An anonymous reader quotes a report from Paste Magazine: Indie developer TinyBuild, the studio behind Punch Club, Party Hard and SpeedRunners, had thousands of their game codes stolen through fraudulent credit card purchases, which then wound up on G2A.com, a site that allows people to resell game codes. The basic idea behind G2A is straightforward and pretty harmless: with the amount of game codes sold through Steam, the Humble Store/Bundle, and more, the site gives consumers a place to sell unwanted game codes. However, in doing so, G2A has created a huge black market for game codes sales. As TinyBuild described in their blog post on the matter, the common practice for scammers is to "get ahold of a database of stolen credit cards on the dark web. Go to a bundle/3rd party key reseller and buy a ton of game keys.

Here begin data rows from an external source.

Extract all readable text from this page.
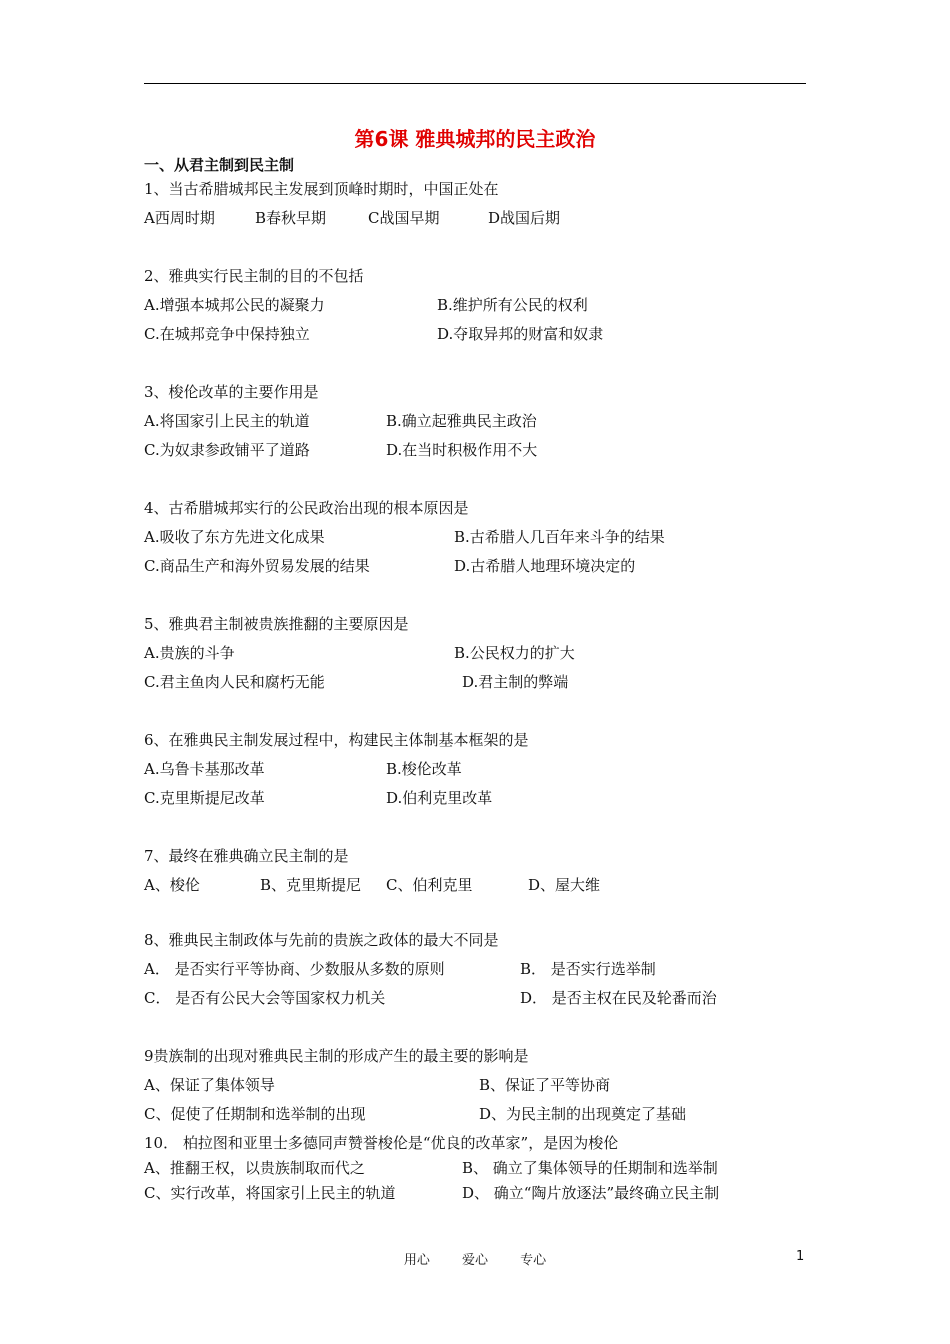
第6课 雅典城邦的民主政治
一、从君主制到民主制
1、当古希腊城邦民主发展到顶峰时期时，中国正处在
A西周时期	B春秋早期	C战国早期	D战国后期
2、雅典实行民主制的目的不包括
A.增强本城邦公民的凝聚力	B.维护所有公民的权利
C.在城邦竞争中保持独立	D.夺取异邦的财富和奴隶
3、梭伦改革的主要作用是
A.将国家引上民主的轨道	B.确立起雅典民主政治
C.为奴隶参政铺平了道路	D.在当时积极作用不大
4、古希腊城邦实行的公民政治出现的根本原因是
A.吸收了东方先进文化成果	B.古希腊人几百年来斗争的结果
C.商品生产和海外贸易发展的结果	D.古希腊人地理环境决定的
5、雅典君主制被贵族推翻的主要原因是
A.贵族的斗争	B.公民权力的扩大
C.君主鱼肉人民和腐朽无能	D.君主制的弊端
6、在雅典民主制发展过程中，构建民主体制基本框架的是
A.乌鲁卡基那改革	B.梭伦改革
C.克里斯提尼改革	D.伯利克里改革
7、最终在雅典确立民主制的是
A、梭伦	B、克里斯提尼 C、伯利克里	D、屋大维
8、雅典民主制政体与先前的贵族之政体的最大不同是
A． 是否实行平等协商、少数服从多数的原则	B． 是否实行选举制
C． 是否有公民大会等国家权力机关	D． 是否主权在民及轮番而治
9贵族制的出现对雅典民主制的形成产生的最主要的影响是
A、保证了集体领导	B、保证了平等协商
C、促使了任期制和选举制的出现	D、为民主制的出现奠定了基础
10． 柏拉图和亚里士多德同声赞誉梭伦是“优良的改革家”，是因为梭伦
A、推翻王权，以贵族制取而代之	B、 确立了集体领导的任期制和选举制
C、实行改革，将国家引上民主的轨道	D、 确立“陶片放逐法”最终确立民主制
用心 爱心 专心	1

Put them up onto G2A and sell them at half the retail price." This allows scammers to make thousands of dollars while preventing any profit from reaching the game developers because, once the stolen credit cards are processed, the payments will be denied. G2A states that TinyBuild's retail partners are the ones selling the codes on G2A, not scammers, despite the thousands of codes they lost through their online store to fraudulent credit card purchases. In 2011, TinyBuild was in the news for uploading their own game, a platformer called No Time To Explain, to the Pirate Bay.

1 of 104 comments (clear)

  1. Re:Game Dev here. by Anonymous Coward · · Score: 2, Insightful

    "Someone can just purchase keys in Yuan or Bhat's or Rupiahs for 40-50% (Or more if the game is discounted) and resell them for 25% less than the steam price."

    Oh noes! Someone bought the game for a price you were willing to sell it for, and then sold it on.

    Why is it when companies/corporation take advantage of globalisation it's good. But when consumers take advantage via parallel imports, it's bad?

    Besides, steam has a region system (it's not just Russia) for preventing this if you really wanted to.